Siang itu Willi Beck beruntung. Hanya sedikit wisatawan yang saat itu mengunjungi Betlehem. Jadi pakar teologi Jerman yang juga pemandu wisata itu, dapat menghabiskan waktu selama beberapa menit di dalam gua tempat kelahiran Yesus, tanpa harus berdesakan dengan rombongan wisatawan lainnya. Diperkirakan 800 ribu orang, yang tahun ini berkunjung ke Betlehem untuk melihat gereja tertua di negara itu dan gua tempat kelahiran Yesus. Terutama peziarah Kristiani yang datang ke Betlehem. Karena sejak pagar pembatas memisahkan kawasan Palestina dengan kawasan Israel, jalan menuju ke sana menjadi lebih sulit. Jackie Feldman mengetahui hal itu dari pengalamannya sendiri. Bertahun-tahun ia bekerja sebagai pemandu wisata untuk penyelenggara perjalanan bagi kelompok peziarah ke tanah terjanji. Sejak berdirinya tembok perbatasan, warga Israel dilarang berkunjung ke Betlehem. Atas alasan keamanan. Hal ini juga memiliki dampak bagi para peziarah, demikian menurut Jackie Feldman

„Orang yang menginap di Betlehem menjadi lebih sedikit. Kebanyakan yang datang ke sana, hanya tinggal tiga sampai empat jam. Mengunjungi gereja kelahiran, dan mungkin ke melihat ladang gembala dan kemudian ke toko suvenir. Para pemandu wisata di Betlehem sering kali dibayar oleh toko suvenir. Bagi pemilik toko suvenir sangatlah penting bahwa para pengunjung menghabiskan waktu lama untuk berbelanja."

Setelah Jackie Feldman berhenti bekerja sebagai pemandu wisata, ia menjadi ilmuwan. Kini sebagai profesor antropologi, ia meneliti tentang para peziarah di Israel. Feldman berasumsi, sesuai dengan dasar religius dan tergantung dengan siapa para peziarah melakukan perjalanan, mereka juga memperoleh gambaran religius yang berbeda. Yakni Yesus sebagai orang Yahudi atau Yesus sebagai orang Palestina.

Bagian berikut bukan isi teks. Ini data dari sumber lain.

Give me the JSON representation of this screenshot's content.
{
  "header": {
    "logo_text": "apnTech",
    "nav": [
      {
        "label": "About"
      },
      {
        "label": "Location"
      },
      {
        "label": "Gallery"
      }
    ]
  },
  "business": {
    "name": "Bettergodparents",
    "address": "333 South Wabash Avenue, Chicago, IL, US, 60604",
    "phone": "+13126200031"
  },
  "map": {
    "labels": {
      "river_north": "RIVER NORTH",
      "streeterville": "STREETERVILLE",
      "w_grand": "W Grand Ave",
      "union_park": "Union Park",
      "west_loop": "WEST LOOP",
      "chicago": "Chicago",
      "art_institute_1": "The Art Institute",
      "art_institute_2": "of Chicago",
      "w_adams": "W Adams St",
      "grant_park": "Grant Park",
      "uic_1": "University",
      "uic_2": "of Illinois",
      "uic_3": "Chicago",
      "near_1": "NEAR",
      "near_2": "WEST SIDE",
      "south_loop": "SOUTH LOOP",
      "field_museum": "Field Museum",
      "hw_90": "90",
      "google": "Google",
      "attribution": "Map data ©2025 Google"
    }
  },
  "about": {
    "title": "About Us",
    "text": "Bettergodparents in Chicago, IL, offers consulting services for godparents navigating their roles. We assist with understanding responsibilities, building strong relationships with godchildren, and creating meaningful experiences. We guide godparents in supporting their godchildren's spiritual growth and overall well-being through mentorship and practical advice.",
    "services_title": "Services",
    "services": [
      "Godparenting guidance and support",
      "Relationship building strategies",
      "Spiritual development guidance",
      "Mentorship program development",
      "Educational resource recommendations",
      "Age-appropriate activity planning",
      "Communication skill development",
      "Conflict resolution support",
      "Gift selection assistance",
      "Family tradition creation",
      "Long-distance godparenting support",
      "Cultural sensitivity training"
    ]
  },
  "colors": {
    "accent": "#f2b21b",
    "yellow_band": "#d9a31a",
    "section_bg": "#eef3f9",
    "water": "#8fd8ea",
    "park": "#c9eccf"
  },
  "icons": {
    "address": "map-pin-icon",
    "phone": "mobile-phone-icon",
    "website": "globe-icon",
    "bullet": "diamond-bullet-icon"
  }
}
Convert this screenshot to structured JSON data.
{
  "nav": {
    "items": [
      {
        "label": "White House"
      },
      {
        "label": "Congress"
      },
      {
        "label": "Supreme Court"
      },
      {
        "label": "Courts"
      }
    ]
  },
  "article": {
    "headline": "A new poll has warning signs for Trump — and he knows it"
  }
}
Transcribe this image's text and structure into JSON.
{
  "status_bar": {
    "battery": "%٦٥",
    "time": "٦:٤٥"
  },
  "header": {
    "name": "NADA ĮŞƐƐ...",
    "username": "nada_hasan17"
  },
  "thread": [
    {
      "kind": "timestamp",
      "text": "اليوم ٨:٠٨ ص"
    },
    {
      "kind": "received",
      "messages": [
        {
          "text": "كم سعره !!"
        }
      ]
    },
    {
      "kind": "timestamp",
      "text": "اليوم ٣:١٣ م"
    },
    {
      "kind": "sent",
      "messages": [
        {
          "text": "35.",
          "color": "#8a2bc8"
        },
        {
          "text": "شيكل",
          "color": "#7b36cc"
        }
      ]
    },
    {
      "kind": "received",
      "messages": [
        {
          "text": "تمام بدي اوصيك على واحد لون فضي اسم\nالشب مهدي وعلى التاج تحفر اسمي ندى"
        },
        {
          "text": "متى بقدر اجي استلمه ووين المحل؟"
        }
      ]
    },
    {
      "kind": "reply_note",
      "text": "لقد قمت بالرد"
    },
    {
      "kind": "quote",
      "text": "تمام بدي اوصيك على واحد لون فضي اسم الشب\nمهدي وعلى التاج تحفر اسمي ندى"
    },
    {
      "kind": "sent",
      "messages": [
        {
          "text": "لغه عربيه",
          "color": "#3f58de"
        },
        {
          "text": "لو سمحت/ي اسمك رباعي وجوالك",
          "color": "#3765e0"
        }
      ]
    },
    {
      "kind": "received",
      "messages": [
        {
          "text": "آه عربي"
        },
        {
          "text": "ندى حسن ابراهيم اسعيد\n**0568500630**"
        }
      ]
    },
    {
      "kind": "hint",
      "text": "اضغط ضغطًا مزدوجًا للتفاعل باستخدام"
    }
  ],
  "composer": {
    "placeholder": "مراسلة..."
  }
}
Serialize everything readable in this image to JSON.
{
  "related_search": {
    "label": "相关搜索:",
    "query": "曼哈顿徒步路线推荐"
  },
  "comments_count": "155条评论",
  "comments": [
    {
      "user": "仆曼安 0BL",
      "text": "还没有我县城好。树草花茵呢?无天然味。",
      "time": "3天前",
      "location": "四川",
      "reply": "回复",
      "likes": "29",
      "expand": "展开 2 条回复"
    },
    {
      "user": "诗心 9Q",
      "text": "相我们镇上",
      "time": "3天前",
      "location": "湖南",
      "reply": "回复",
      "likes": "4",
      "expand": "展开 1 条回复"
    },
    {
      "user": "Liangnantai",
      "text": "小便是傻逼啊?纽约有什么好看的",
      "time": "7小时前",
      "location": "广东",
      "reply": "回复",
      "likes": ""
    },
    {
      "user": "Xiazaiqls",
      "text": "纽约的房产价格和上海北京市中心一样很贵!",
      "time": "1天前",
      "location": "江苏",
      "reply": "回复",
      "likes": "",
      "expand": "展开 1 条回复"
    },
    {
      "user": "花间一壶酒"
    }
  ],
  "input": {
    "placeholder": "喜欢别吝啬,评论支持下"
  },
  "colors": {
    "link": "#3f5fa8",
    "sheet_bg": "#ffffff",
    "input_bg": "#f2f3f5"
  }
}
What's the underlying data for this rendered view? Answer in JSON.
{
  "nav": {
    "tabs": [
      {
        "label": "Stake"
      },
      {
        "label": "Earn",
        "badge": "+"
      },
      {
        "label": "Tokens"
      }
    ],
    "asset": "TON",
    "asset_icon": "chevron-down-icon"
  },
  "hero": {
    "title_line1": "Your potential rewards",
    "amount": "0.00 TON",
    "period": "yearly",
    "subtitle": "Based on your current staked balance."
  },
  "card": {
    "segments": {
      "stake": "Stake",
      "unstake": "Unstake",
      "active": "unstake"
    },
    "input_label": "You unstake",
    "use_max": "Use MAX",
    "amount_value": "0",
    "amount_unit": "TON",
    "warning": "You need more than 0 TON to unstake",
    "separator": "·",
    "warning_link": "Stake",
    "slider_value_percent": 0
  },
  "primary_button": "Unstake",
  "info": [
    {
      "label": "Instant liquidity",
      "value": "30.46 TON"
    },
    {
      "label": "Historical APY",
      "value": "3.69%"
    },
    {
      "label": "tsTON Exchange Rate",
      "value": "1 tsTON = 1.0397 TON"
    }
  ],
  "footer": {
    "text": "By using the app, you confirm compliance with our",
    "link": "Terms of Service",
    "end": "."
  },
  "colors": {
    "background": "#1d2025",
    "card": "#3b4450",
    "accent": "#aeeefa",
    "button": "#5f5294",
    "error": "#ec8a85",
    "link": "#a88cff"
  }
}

„Ini berarti, orang dapat menggambarkan Yesus sebagai pengungsi yang miskin untuk mengatakan, demikianlah kehidupan para pengungsi Palestina di kamp pengungsi. Tepat seperti Tuhan kita. Atau orang dapat menggambarkan Yesus sebagai warga Yahudi ortodoks, dan mengatakan, sekarang para pemukim Yahudi adalah keturunan Yesus."

Jalan dari Yerusalem menuju Betlehem adalah tempat paling jelas yang dapat dilihat wisatawan, jika melewati tembok pembatas yang memisahkan kawasan Israel dengan Palestina

Feldman: "Kementrian Pariwisata menulis "Selamat datang di Israel" dan mengatakan "Anda adalah duta kami di Palestina!" Misalnya bagi para teolog Kristen konservatif. Bagi mereka Israel adalah tanah yang diberikan Tuhan kepada rakyat Yahudi. Dari sisi lain tembok pembatas orang dapat memiliki pandangan seolah-olah seluruh tembok itu hanya dibangun untuk memberatkan kehidupan para pengungsi yang miskin."

Oleh sebab itu pemandu wisata seperti Willi Beck memiliki tanggung jawab besar, bagaimana menampikan kota-kota di tanah terjanji kepada para turis. Kelompok wisatawan ini biasanya hanya mengunjungi kawasan itu selama beberapa hari dan sering kali pemandu wisata adalah satu-satunya orang yang dapat dihubungi. Dijelaskan Feldman

"Seringkali para peziarah datang dengan gambaran yang sudah paten dalam pikirannya dan hanya ingin melihat apa yang cocok dengan gambaran tersebut. Kebanyakan datang tidak untuk melontarkan pertanyaan baru."

Mengakhiri panduan perjalanannya mengunjungi gereja kelahiran di Betlehem, Willi Beck dan kelompok wisatawan asal Jerman menyanyikan beberapa lagu Natal. Di tempat itu suatu pengalaman yang luar biasa. Tapi itu juga berarti waktu untuk berpisah. Di luar Gereja Kelahiran, hari perlahan-lahan menjadi gelap. Tidak tersisa lagi waktu untuk melihat tempat lainnya di Betlehem, seperti ladang gembala di Beit Sahur yang terletak tidak jauh dari situ. Kelompok wisatawan itu harus langsung menuju ke tempat penginapan Abraham, sebuah penginapan yang dibangun dengan dana Jerman.di dekat Betlehem. Di sana setidaknya, para peziarah asal Jerman dapat menginap satu malam di kawasan Palestina. Suatu kesempatan yang sangat jarang diperoleh wisatawan lainnya.